The man suspected of terrorizing women with sexual assaults in at least four states over 12 years tried to hang himself in his cell, but survived and was treated at a hospital, police said.
Aaron Thomas, 39, was returned to jail after a brief hospital stay, New Haven police Officer Joe Avery said Saturday night. Thomas is scheduled to appear Monday in New Haven Superior Court.
Police said Saturday that DNA confirmed that the unemployed truck driver is the East Coast Rapist, suspected in attacks on at least 17 women in Connecticut, Maryland, Rhode Island and Virginia that began in 1997. The cases are linked by DNA.
Thomas could not be reached for comment; it was not clear whether he had legal representation.
"It's just shocking to me," said 15-year-old Dashawn Golding, who said his mother is Thomas' girlfriend. "She's crying a lot," he said of his mother.
A woman who answered the phone where neighbors said Thomas lived with his girlfriend said she was devastated.
"I almost died," the woman told The Associated Press before she hung up without giving her name. "I'm scared to walk out my door. I'm just as innocent as the next person."
The woman, who said she met Thomas outside a hospital where she works, said Thomas' 5-year-old son was crying when he learned of the charges. There was a heavy police presence Saturday as investigators searched the house.
Lt. Julie Johnson said DNA was collected and subsequently matched by the state police forensic lab confirming Thomas was the East Coast Rapist. Investigators reportedly got Thomas' DNA off a discarded cigarette.
Police have a warrant charging Thomas with first-degree sexual assault and risk of injury to a minor and he was being held on $1 million bond, Johnson said. Authorities in Prince William County, Virginia, are charging him with being a fugitive as well as rape and abduction charges and use of a firearm while committing a felony.

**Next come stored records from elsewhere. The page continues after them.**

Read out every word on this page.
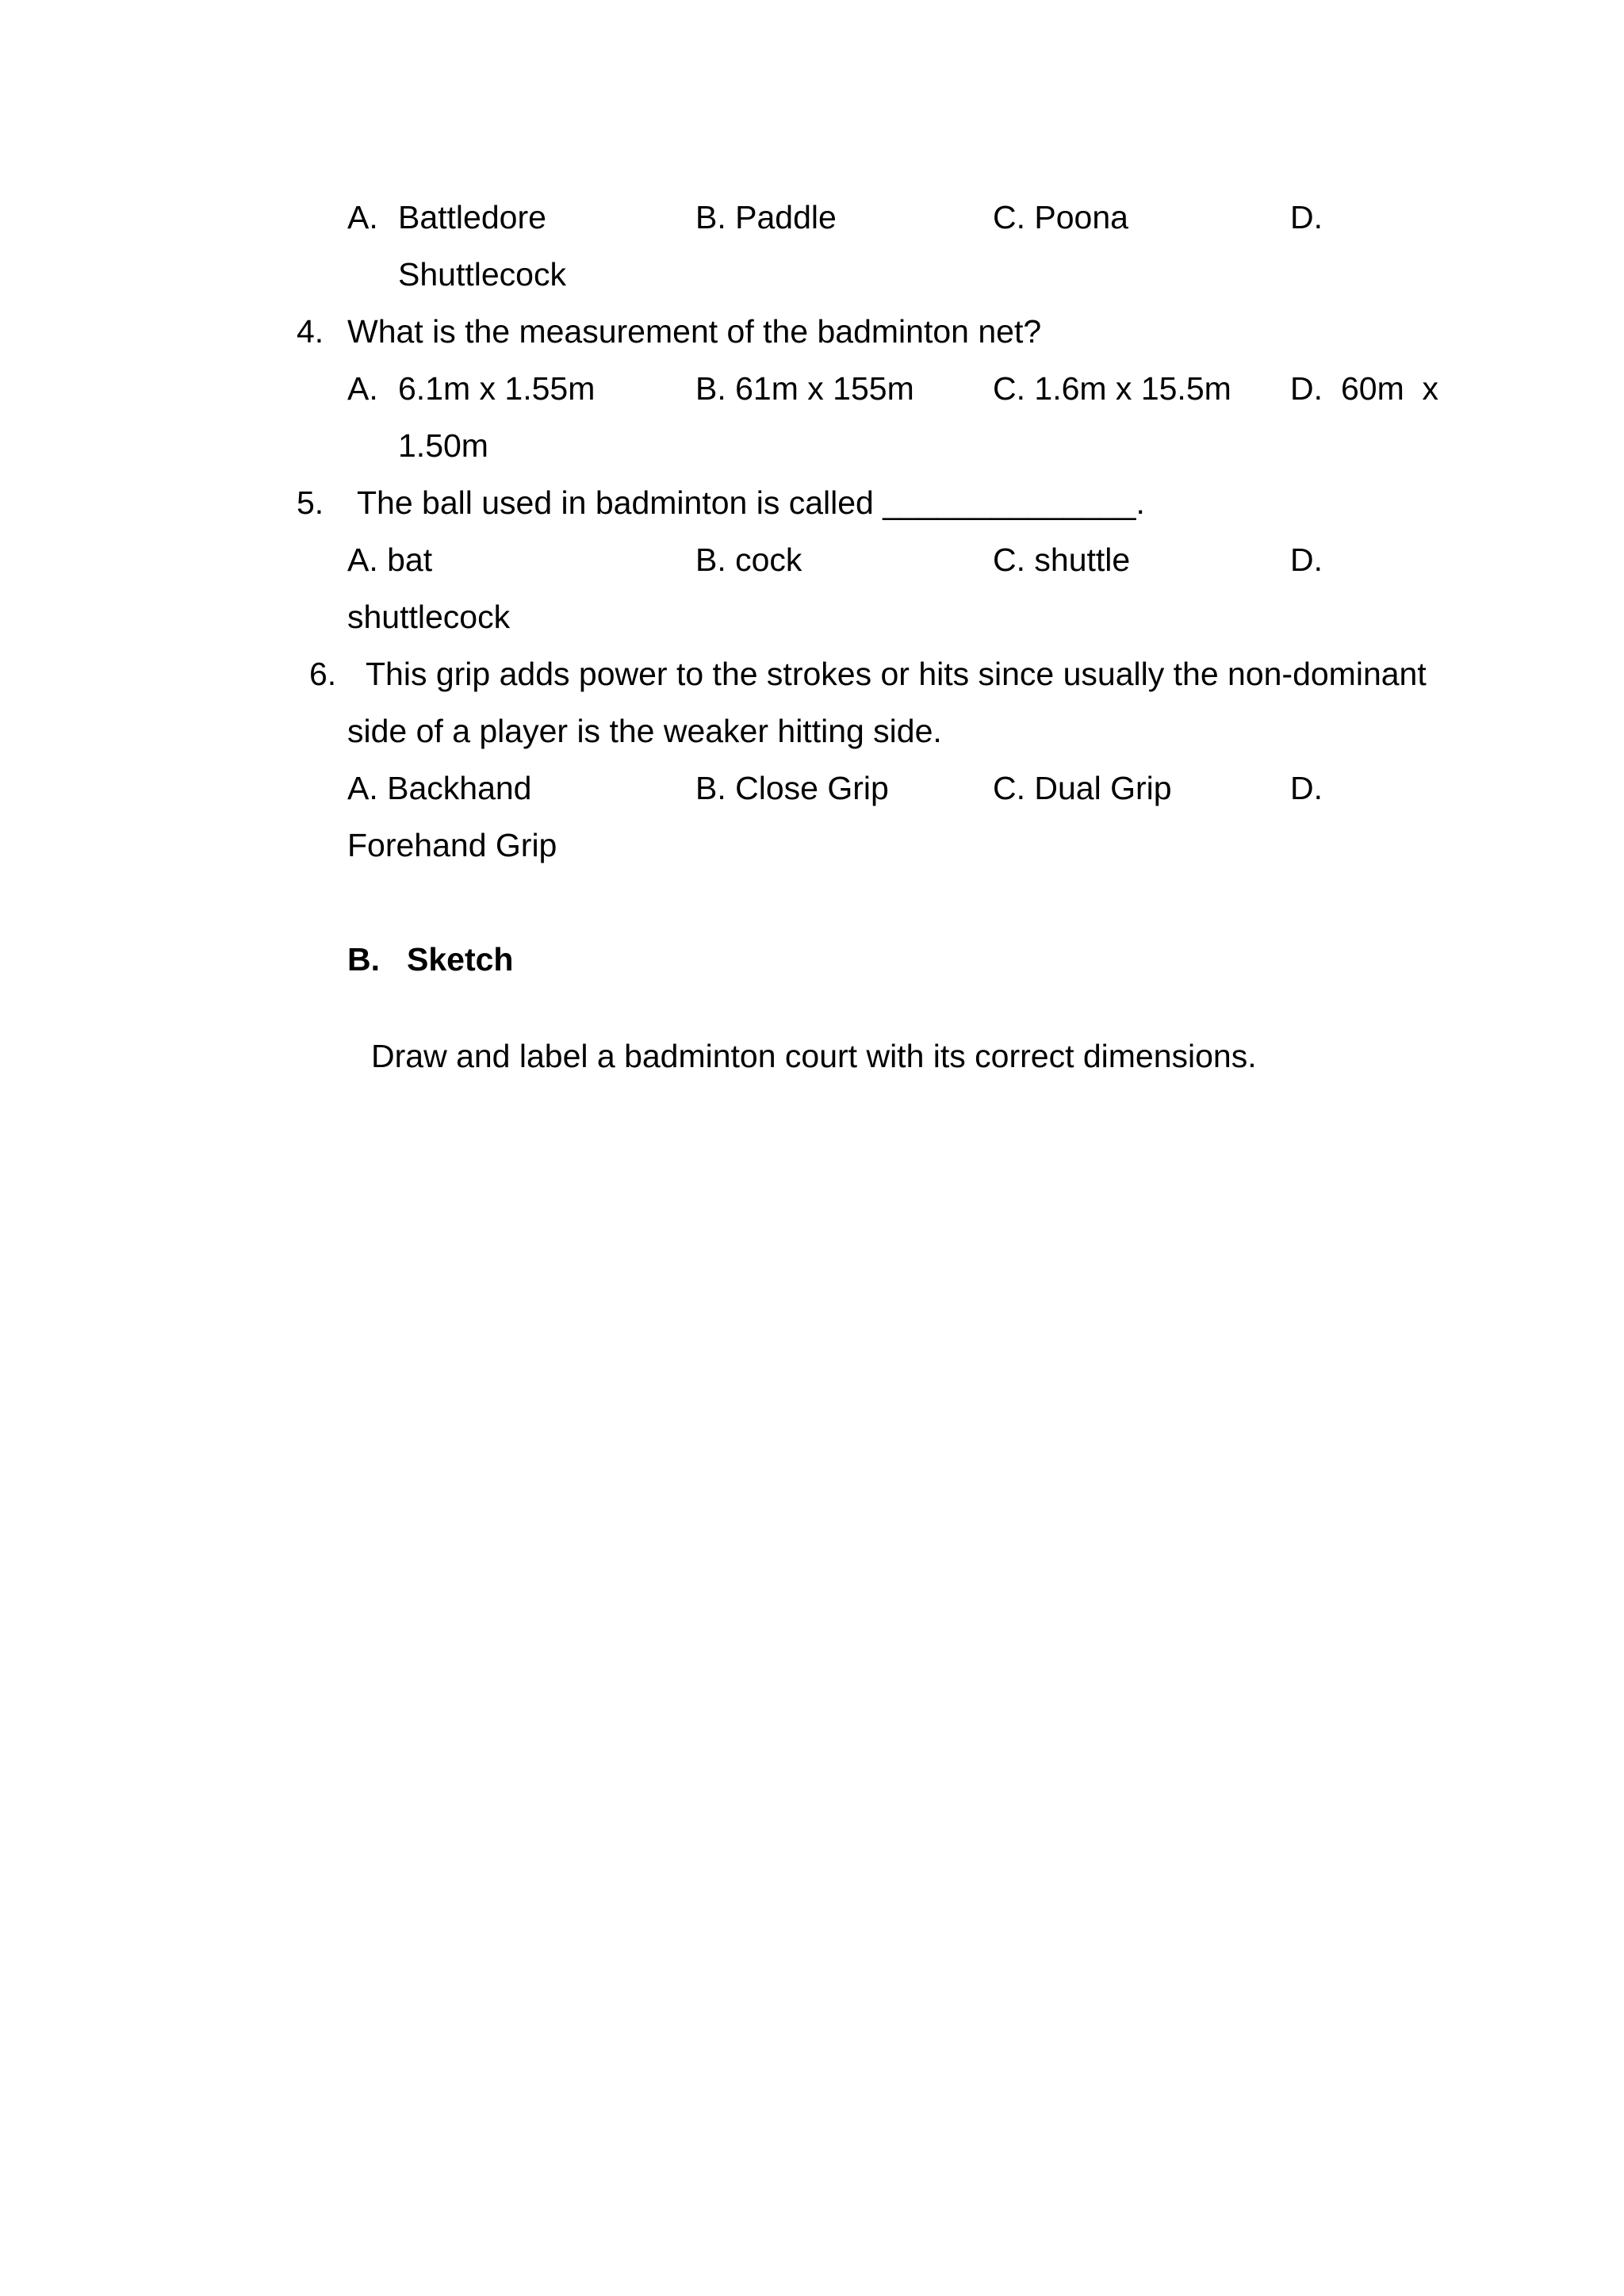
A. Battledore	B. Paddle	C. Poona	D.
Shuttlecock
4. What is the measurement of the badminton net?
A. 6.1m x 1.55m	B. 61m x 155m C. 1.6m x 15.5m D. 60m  x
1.50m
5. The ball used in badminton is called ______________.
A. bat	B. cock	C. shuttle	D.
shuttlecock
6. This grip adds power to the strokes or hits since usually the non-dominant
side of a player is the weaker hitting side.
A. Backhand	B. Close Grip	C. Dual Grip	D.
Forehand Grip
B. Sketch
Draw and label a badminton court with its correct dimensions.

Authorities recently put up electronic billboards in the states where the attacks occurred and neighboring states. U.S. Marshal Joe Faughnan said a tip from Prince William County directed them to Thomas.
Johnson did not take questions during the brief news conference.
A neighbor said Thomas was living with a woman in the house in a desirable neighborhood not far from where the city's mayor lives. The woman, who refused to give her name, said Saturday that Thomas is a truck driver and parked his tractor-trailer in the residential neighborhood, but he seemed to be unemployed and would offer to paint or rake leaves for neighbors.
The woman said Thomas once punched her husband in the face after they got in an argument over his truck.
Another neighbor said Thomas would ride his bicycle as far as Hartford and jogged many miles.
"He liked working out," said the neighbor, who would only give his first name as Jason. "He could run all day long and never stop."
Thomas was not entirely unknown to law enforcement: He had been arrested in September in Woodbridge, Connecticut, on a larceny charge and was released on $1,000 bond, according to public records.
He had lived previously at addresses in Maryland and Virginia, according to public records.
The assailant eluded police even though the crimes were often committed outdoors, law enforcement officials say.
In some instances, the attacker wore a mask or hooded sweat shirt to conceal his face. He typically approached women outdoors on foot and threatened them with a knife, screwdriver or a handgun, investigators say.
The only attack in New Haven came on Jan. 10, 2007. Police said the suspect entered a 27-year-old woman's bedroom through an open window and threatened to kill her sleeping infant son before assaulting her.
The last known attack occurred on Halloween night in 2009, when two teenagers on their way home in Woodbridge, Virginia, were raped, authorities say.
Associated Press writer Michael Melia contributed to this report.